Pb isotope ratios were determined using a multi-collector inductively coupled plasma mass spectrometer (MC-ICP-MS, Nu Plasma) at the State Key Laboratory of Environmental Geochemistry, Institute of Geochemistry, Chinese Academy of Sciences, with an external reproducibility (1σ) of ± 0.01%. The internal standard thallium was used to calibrate instrument mass discrimination. Measurement accuracy was checked by analysis of certified reference material (NIST, SRM-981). The measured ²⁰⁶Pb/²⁰⁴Pb and ²⁰⁷Pb/²⁰⁴Pb ratios were 16.9347 ± 0.0007 and 15.4925 ± 0.0004 (n = 20), respectively, which are in good agreement with the values reported in previous studies.^35,36

2.4 Data analysis

Basic statistical analyses were conducted using Microsoft Excel 2021 (Microsoft Corp, USA) software. The geo-accumulation index (I_geo) was adopted to evaluate the heavy metal(loid) pollution in sediments. To initially identify the potential sources of Pb pollution in sediments, principal component analysis (PCA) and factor analysis (CA) were performed using SPSS 27.0 (IBM Corp., USA), statistical software for social sciences. The Positive Matrix Factorization model (PMF 5.0, U.S. EPA) was applied to quantify the potential sources and contributions of Pb in the sediments. Pb stable isotope data and physicochemical data were processed using Origin 2022 (OriginLab Corp., Northampton, MA, USA), and relevant graphs were generated. The MixSIAR model (v1.2.4, University of California, Davis, USA) was employed to quantitatively apportion Pb pollution sources. Land use type analysis was conducted using ArcGIS 10.4 (Environmental Systems Research Institute, Redlands, CA, USA).

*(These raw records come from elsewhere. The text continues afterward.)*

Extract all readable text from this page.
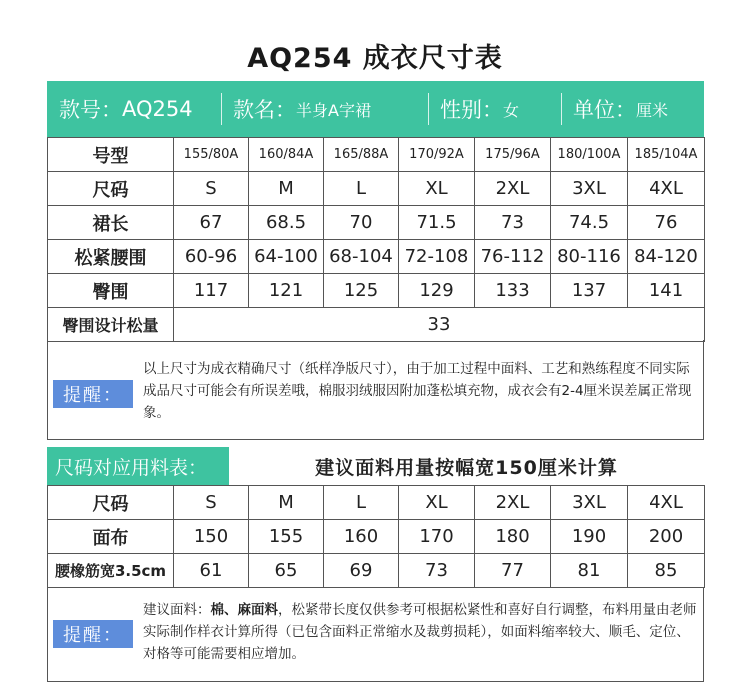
AQ254 成衣尺寸表
款号： AQ254 款名： 半身A字裙	性别： 女	单位： 厘米
号型	155/80A	160/84A	165/88A	170/92A	175/96A	180/100A	185/104A
尺码	S	M	L	XL	2XL	3XL	4XL
裙长	67	68.5	70	71.5	73	74.5	76
松紧腰围	60-96	64-100	68-104	72-108	76-112	80-116	84-120
臀围	117	121	125	129	133	137	141
臀围设计松量	33						
提醒：
以上尺寸为成衣精确尺寸（纸样净版尺寸），由于加工过程中面料、工艺和熟练程度不同实际成品尺寸可能会有所误差哦，棉服羽绒服因附加蓬松填充物，成衣会有2-4厘米误差属正常现象。
尺码对应用料表：	建议面料用量按幅宽150厘米计算
尺码	S	M	L	XL	2XL	3XL	4XL
面布	150	155	160	170	180	190	200
腰橡筋宽3.5cm	61	65	69	73	77	81	85
提醒：
建议面料：棉、麻面料，松紧带长度仅供参考可根据松紧性和喜好自行调整，布料用量由老师实际制作样衣计算所得（已包含面料正常缩水及裁剪损耗），如面料缩率较大、顺毛、定位、对格等可能需要相应增加。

2.4.1 PMF model. Positive definite matrix factorization (Matrix, Factorization, PMF) is a source apportionment technique based on the receptor model and it deconstructs the covariance matrix of a multivariate dataset through a dimension–reduction algorithm, and it can quantitatively analyze the multi-source contributions of chemicals at the water–soil–air interface.³⁷ The core algorithm uses non-negative constraint matrix factorization (X = GF + E) to extract the fingerprint spectrum of potential pollution sources while retaining physical significance, and an embedded uncertainty weighting function (Q = ∑(X_ij − ∑G_ikF_kj)²/U_ij²) is used to adaptively deal with missing data and measurement errors.³⁸

2.4.2 MixSIAR model. MixSIAR is a tool for the quantitative assessment of mixture source contributions and is available through R Studio 2022 under the framework of R 4.1.3 version. When applying Bayesian statistical methods to estimate the contribution of different sources to a mixture, the stable isotope values of each source are assumed to follow a normal distribution.²³ A significant advantage of MixSIAR is its ability to combine fixed and random effects as covariates, thus accounting for variability in mixing proportions. By introducing the Markov chain Monte Carlo (MCMC) method, the model can effectively deal with the posterior distribution problem and reduce the error of isotope separation. Therefore, MCMC has been widely used in related studies such as Pb pollution source identification.³⁴ The MixSIAR model employed in this study is a dual isotope ratio model, which was run in the concentration-independent mode. The long iteration version was used for calculations, with the number of iterations set to 100 000. Convergence statistics show that all Gelman–Rubin statistics are less than 1.01, indicating that the model met the convergence criteria. A total of 4 pollution sources were incorporated into the model, and 15 sediment samples were used as mixture data. The model expressions are as follows:

S_k ∼ N(µ_k,ω_k²)

C_k ∼ N(λ_k,τ_k²)

ε_k ∼ N(0,σ²)

Here δ^206/207Pb_i and Δ^208/206Pb_i represent the isotope ratio (δ^206/207Pb and Δ^208/206Pb) of sediment sample i, where i = 1, 2, 3…, N; k refers to the potential Pb sources, k = 1, 2, 3, 4 representing industrial sources, agricultural sources, traffic sources, and natural sources, respectively in this study; P_k is the proportional contribution of Pb source k, which is estimated using the Bayesian mixing model; S_k is the isotopic composition of Pb source k, which is normally distributed with mean µ_k and standard deviation ω_k²; C_k represents the isotope fractionation factor of Pb source k, which is normally distributed with mean λ_k and standard deviation τ_k²; and ε_k is the residual error representing the additional unquantified variation between individual mixtures, which follows a normal distribution with a mean of 0 and standard deviation σ². The Bayesian mixing model takes CSV data from Microsoft Excel of δ^206/207Pb and Δ^208/206Pb, S_k and C_k as inputs. Table 1 lists the average isotope ratios corresponding to the input data of each pollution source and their respective standard deviations.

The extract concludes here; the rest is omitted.